The moment a crystal begins to grow is know as nucleation and the point where it occurs is the nucleation point. At the solidification temperature, atoms of a liquid, such as melted metal, begin to bond together at the nucleation points and start to form crystals. The final sizes of the individual crystals depend on the number of nucleation points. The crystals increase in size by the progressive addition of atoms and grow until they impinge upon adjacent growing crystal.

 As a material solidifies, crystals begin to nucleate. The crystals grow with the formation of more unit cells until they come into contact with another growing crystal. The place where the crystals touch are called grain boundaries.

a) Nucleation of crystals, b) crystal growth, c) irregular grains form as crystals grow together, d) grain boundaries as seen in a microscope.

In engineering materials, a crystal is usually referred to as a grain. A grain is merely a crystal without smooth faces because its growth was impeded by contact with another grain or a boundary surface. The interface formed between grains is called a grain boundary. The atoms between the grains (at the grain boundaries) have no crystalline structure and are said to be disordered.

Grains are sometimes large enough to be visible under an ordinary light microscope or even to the unaided eye. The spangles that are seen on newly galvanized metals are grains. Rapid cooling generally results in more nucleation points and smaller grains (a fine grain structure). Slow cooling generally results in larger grains which will have lower strength, hardness and ductility.


 Dendrites form in directions determined by their crystal planes.In metals, the crystals that form in the liquid during freezing generally follow a pattern consisting of a main branch with many appendages. A crystal with this morphology slightly resembles a pine tree and is called a dendrite, which means branching. The formation of dendrites occurs because crystals grow in defined planes due to the crystal lattice they create. The figure to the right shows how a cubic crystal can grow in a melt in three dimensions, which correspond to the six faces of the cube. For clarity of illustration, the adding of unit cells with continued solidification from the six faces is shown simply as lines. Secondary dendrite arms branch off the primary arm, and tertiary arms off the secondary arms and etcetera.

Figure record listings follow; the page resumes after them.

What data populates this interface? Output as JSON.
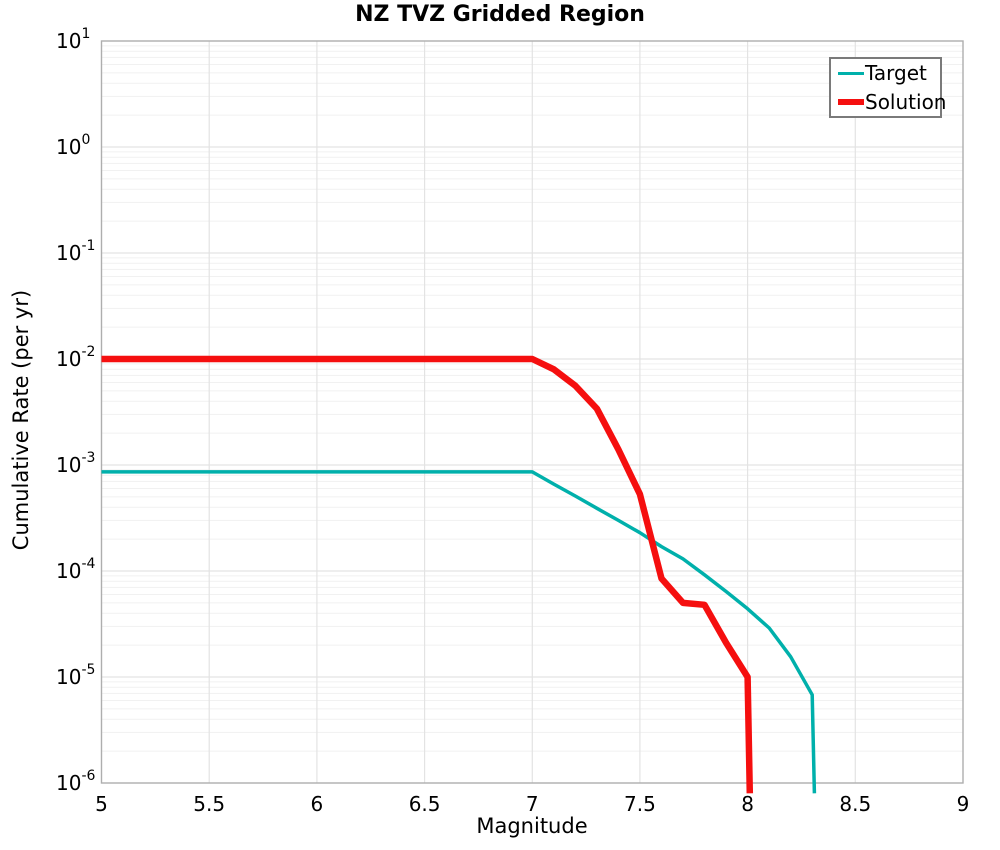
{
  "title": "NZ TVZ Gridded Region",
  "chart_data": {
    "type": "line",
    "title": "NZ TVZ Gridded Region",
    "xlabel": "Magnitude",
    "ylabel": "Cumulative Rate (per yr)",
    "xlim": [
      5,
      9
    ],
    "ylim": [
      1e-06,
      10
    ],
    "y_scale": "log",
    "x_ticks": [
      5,
      5.5,
      6,
      6.5,
      7,
      7.5,
      8,
      8.5,
      9
    ],
    "y_tick_exponents": [
      1,
      0,
      -1,
      -2,
      -3,
      -4,
      -5,
      -6
    ],
    "grid": true,
    "legend_position": "top-right",
    "series": [
      {
        "name": "Target",
        "color": "#00b0ab",
        "linewidth": 3.5,
        "points": [
          [
            5.0,
            0.00086
          ],
          [
            7.0,
            0.00086
          ],
          [
            7.1,
            0.00066
          ],
          [
            7.2,
            0.00051
          ],
          [
            7.3,
            0.00039
          ],
          [
            7.4,
            0.0003
          ],
          [
            7.5,
            0.00023
          ],
          [
            7.6,
            0.00017
          ],
          [
            7.7,
            0.00013
          ],
          [
            7.8,
            9.2e-05
          ],
          [
            7.9,
            6.4e-05
          ],
          [
            8.0,
            4.4e-05
          ],
          [
            8.1,
            2.9e-05
          ],
          [
            8.2,
            1.55e-05
          ],
          [
            8.3,
            6.8e-06
          ],
          [
            8.31,
            8e-07
          ]
        ]
      },
      {
        "name": "Solution",
        "color": "#f50f0f",
        "linewidth": 6.5,
        "points": [
          [
            5.0,
            0.01
          ],
          [
            7.0,
            0.01
          ],
          [
            7.1,
            0.008
          ],
          [
            7.2,
            0.0056
          ],
          [
            7.3,
            0.0034
          ],
          [
            7.4,
            0.0014
          ],
          [
            7.5,
            0.00053
          ],
          [
            7.6,
            8.5e-05
          ],
          [
            7.7,
            5e-05
          ],
          [
            7.8,
            4.8e-05
          ],
          [
            7.9,
            2.1e-05
          ],
          [
            8.0,
            1e-05
          ],
          [
            8.01,
            8e-07
          ]
        ]
      }
    ]
  }
}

 Dendrites look like the tops of pine trees: they have wide bases that come to a point.During freezing of a polycrystalline material, many dendritic crystals form and grow until they eventually become large enough to impinge upon each other. Eventually, the interdendriticspaces between the dendrite arms crystallize to yield a more regular crystal. The original dendritic pattern may not be apparent when examining the microstructure of a material. However, dendrites can often be seen in solidification voids that sometimes occur in castings or welds, as shown to the right..


Most materials contract or shrink during solidification and cooling. Shrinkage is the result of:

  • Contraction of the liquid as it cools prior to its solidification
  • Contraction during phase change from a liquid to solid
  • Contraction of the solid as it continues to cool to ambient temperature.

Shrinkage can sometimes cause cracking to occur in component as it solidifies. Since the coolest area of a volume of liquid is where it contacts a mold or die, solidification usually begins first at this surface. As the crystals grow inward, the material continues to shrink. If the solid surface is too rigid and will not deform to accommodate the internal shrinkage, the stresses can become high enough to exceed the tensile strength of the material and cause a crack to form. Shrinkage cavitation sometimes occurs because as a material solidifies inward, shrinkage occurred to such an extent that there is not enough atoms present to fill the available space and a void is left.